Double counting of the R-wave

Basic concepts

Double sensing can be considered as an exceptional finding in current generation ICDs. However, in patients with marked ventricular conduction delay and broad QRS complex, the sensed EGM duration may exceed the ventricular blanking period and the device may detect one QRS twice. R-wave double counting may occur as a result of local ventricular delay in the baseline state or conduction delay caused by drugs (sodium channel blocking particularly at high heart rate) or electrolyte abnormalities (hyperkalemia). It may also occur in patients with a double or triple lead ICD, long PR interval and loss of RV pacing capture. The ICD may count both the paced ventricular event and the spontaneous R wave conducted from the atrium. Finally, another common cause of double counting is loss of RV capture in CRT-Ds. The device counts both the paced ventricular event and the RV depolarization originating from the LV lead.
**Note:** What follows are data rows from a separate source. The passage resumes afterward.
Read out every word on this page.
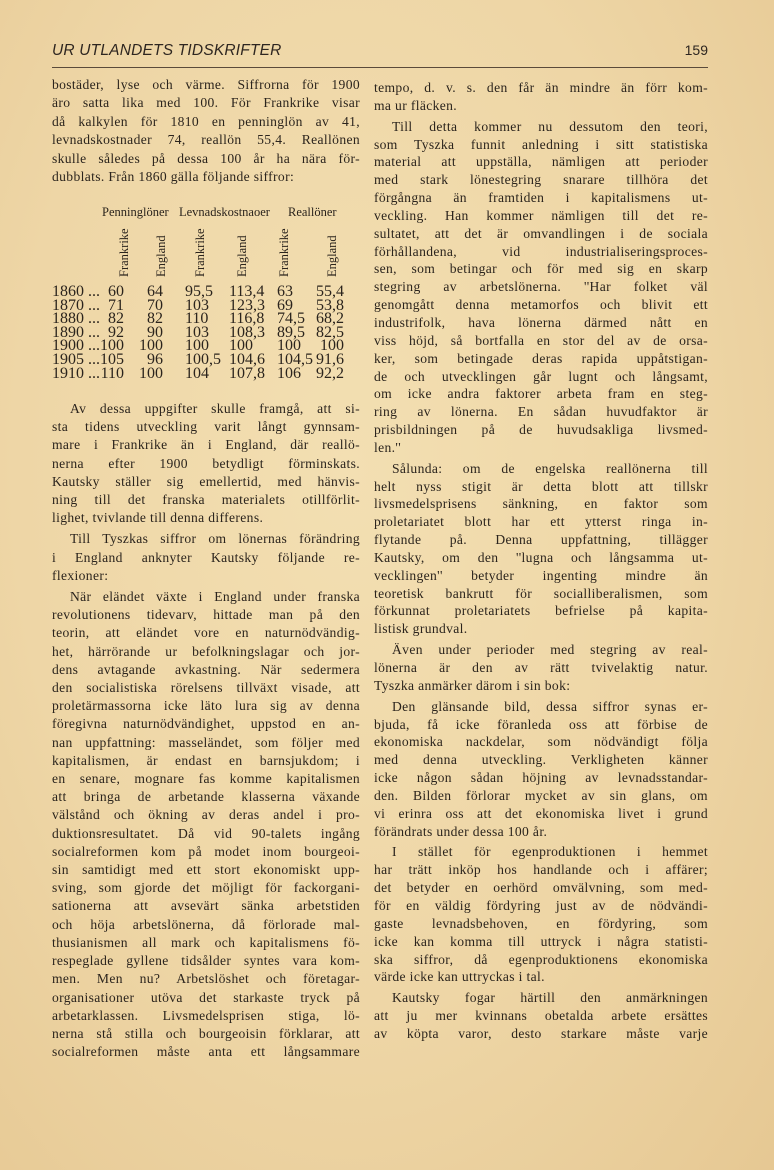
UR UTLANDETS TIDSKRIFTER	159
bostäder, lyse och värme. Siffrorna för 1900
äro satta lika med 100. För Frankrike visar
då kalkylen för 1810 en penninglön av 41,
levnadskostnader 74, reallön 55,4. Reallönen
skulle således på dessa 100 år ha nära för-
dubblats. Från 1860 gälla följande siffror:
Penninglöner Levnadskostnaoer Reallöner
Frankrike England Frankrike England Frankrike	England
1860 ... 60 64 95,5 113,4 63 55,4
1870 ... 71 70 103 123,3 69 53,8
1880 ... 82 82 110 116,8 74,5 68,2
1890 ... 92 90 103 108,3 89,5 82,5
1900 ... 100 100 100 100 100 100
1905 ... 105 96 100,5 104,6 104,5 91,6
1910 ... 110 100 104 107,8 106 92,2
Av dessa uppgifter skulle framgå, att si-
sta tidens utveckling varit långt gynnsam-
mare i Frankrike än i England, där reallö-
nerna efter 1900 betydligt förminskats.
Kautsky ställer sig emellertid, med hänvis-
ning till det franska materialets otillförlit-
lighet, tvivlande till denna differens.
Till Tyszkas siffror om lönernas förändring
i England anknyter Kautsky följande re-
flexioner:
När eländet växte i England under franska
revolutionens tidevarv, hittade man på den
teorin, att eländet vore en naturnödvändig-
het, härrörande ur befolkningslagar och jor-
dens avtagande avkastning. När sedermera
den socialistiska rörelsens tillväxt visade, att
proletärmassorna icke läto lura sig av denna
föregivna naturnödvändighet, uppstod en an-
nan uppfattning: masseländet, som följer med
kapitalismen, är endast en barnsjukdom; i
en senare, mognare fas komme kapitalismen
att bringa de arbetande klasserna växande
välstånd och ökning av deras andel i pro-
duktionsresultatet. Då vid 90-talets ingång
socialreformen kom på modet inom bourgeoi-
sin samtidigt med ett stort ekonomiskt upp-
sving, som gjorde det möjligt för fackorgani-
sationerna att avsevärt sänka arbetstiden
och höja arbetslönerna, då förlorade mal-
thusianismen all mark och kapitalismens fö-
respeglade gyllene tidsålder syntes vara kom-
men. Men nu? Arbetslöshet och företagar-
organisationer utöva det starkaste tryck på
arbetarklassen. Livsmedelsprisen stiga, lö-
nerna stå stilla och bourgeoisin förklarar, att
socialreformen måste anta ett långsammare
tempo, d. v. s. den får än mindre än förr kom-
ma ur fläcken.
Till detta kommer nu dessutom den teori,
som Tyszka funnit anledning i sitt statistiska
material att uppställa, nämligen att perioder
med stark lönestegring snarare tillhöra det
förgångna än framtiden i kapitalismens ut-
veckling. Han kommer nämligen till det re-
sultatet, att det är omvandlingen i de sociala
förhållandena, vid industrialiseringsproces-
sen, som betingar och för med sig en skarp
stegring av arbetslönerna. ''Har folket väl
genomgått denna metamorfos och blivit ett
industrifolk, hava lönerna därmed nått en
viss höjd, så bortfalla en stor del av de orsa-
ker, som betingade deras rapida uppåtstigan-
de och utvecklingen går lugnt och långsamt,
om icke andra faktorer arbeta fram en steg-
ring av lönerna. En sådan huvudfaktor är
prisbildningen på de huvudsakliga livsmed-
len.''
Sålunda: om de engelska reallönerna till
helt nyss stigit är detta blott att tillskr
livsmedelsprisens sänkning, en faktor som
proletariatet blott har ett ytterst ringa in-
flytande på. Denna uppfattning, tillägger
Kautsky, om den ''lugna och långsamma ut-
vecklingen'' betyder ingenting mindre än
teoretisk bankrutt för socialliberalismen, som
förkunnat proletariatets befrielse på kapita-
listisk grundval.
Även under perioder med stegring av real-
lönerna är den av rätt tvivelaktig natur.
Tyszka anmärker därom i sin bok:
Den glänsande bild, dessa siffror synas er-
bjuda, få icke föranleda oss att förbise de
ekonomiska nackdelar, som nödvändigt följa
med denna utveckling. Verkligheten känner
icke någon sådan höjning av levnadsstandar-
den. Bilden förlorar mycket av sin glans, om
vi erinra oss att det ekonomiska livet i grund
förändrats under dessa 100 år.
I stället för egenproduktionen i hemmet
har trätt inköp hos handlande och i affärer;
det betyder en oerhörd omvälvning, som med-
för en väldig fördyring just av de nödvändi-
gaste levnadsbehoven, en fördyring, som
icke kan komma till uttryck i några statisti-
ska siffror, då egenproduktionens ekonomiska
värde icke kan uttryckas i tal.
Kautsky fogar härtill den anmärkningen
att ju mer kvinnans obetalda arbete ersättes
av köpta varor, desto starkare måste varje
R-wave double counting results in alternation of 2 ventricular cycle lengths. This alternation produces a characteristic railroad rack pattern on the graph (also observed during P- or T-wave oversensing).  The second component of the R wave is usually sensed as soon as the blanking period terminates (the double counted RV-RV interval is exactly equal to the blanking period or within 20 ms) and is always classified in the VF zone. The classification of the first one depends on the programming of the tachy zones and on the heart rate (more likely to be in the VF zone if slow VF zone and high heart rate). The double counting can manifest during sinus rhythm, only during PVCs or during slow VT with a misclassification as VF, the true rate being overestimated and possibly leading to shocks.

Prolongation of the ventricular blanking period from the nominal value corrects ventricular double counting in the majority of cases and must be proposed as the first step when possible, keeping in mind that a common concern is true VF undersensing when the blanking period is over-extended. Similarly, decreasing the programmed ventricular sensitivity may resolve the problem in a certain number of cases but this option requires that reliable sensing of VF is confirmed at the reduced level of sensitivity. Moreover, lowering ventricular sensitivity may be dangerous and useless since the amplitude of the 2 signals may be as high. Programming of very high VF zone to solve the problem seems also inappropriate. When the blanking period cannot be prolonged adequately, a lead revision or addition of a separate pacing/sensing lead in a DF1 system may be proposed. 

In a patient with known intrinsic broad QRS, it is mandatory during implantation to thoroughly evaluate the local intra-cardiac electrogram width and morphology and to verify the absence of double counting. It is also probably better to choose an ICD with a programmable blanking period connected to a true bipolar lead rather than an integrated bipolar lead.


Post-sensing ventricular blanking periods have been designed to prevent double counting of the R-wave without impairing appropriate sensing of true ventricular arrhythmia. There are some manufacturer-specific differences in programmable post-ventricular sensed blanking periods. Some devices permit programming to increase the blanking period whereas some do not. The nominal values range from 110 to 135 ms.


In older Biotronik devices, R wave double counting has been reported particularly if connected to an integrated bipolar ICD lead. This increased incidence had 2 reasons: the short nominal post-ventricular sense blanking period of these devices and the wider inter-electrode spacing with large surface area of the RV coil in integrated bipolar leads leading to longer local electrogram duration. This problem has been resolved by prolonging the nominal ventricular post-sense blanking period. Indeed, the blanking period (absolute post-ventricular sensing ventricular refractory period) was 80 ms in the earlier models (high rate of R-wave double counting) and has been prolonged to a nominal value of 110 ms in the latest defibrillators. The user can program a specific value through the use of a release code.

Boston Scientific

The blanking after a sensed event is fixed at 135 ms and non programmable.


The post-sensed ventricular refractory period of 120 ms can be prolonged up to 170 ms.


The duration of the blanking period is programmable at 125 or 157 ms.

Microport CRM-Sorin

The duration of the blanking period is non programmable at 135 ms.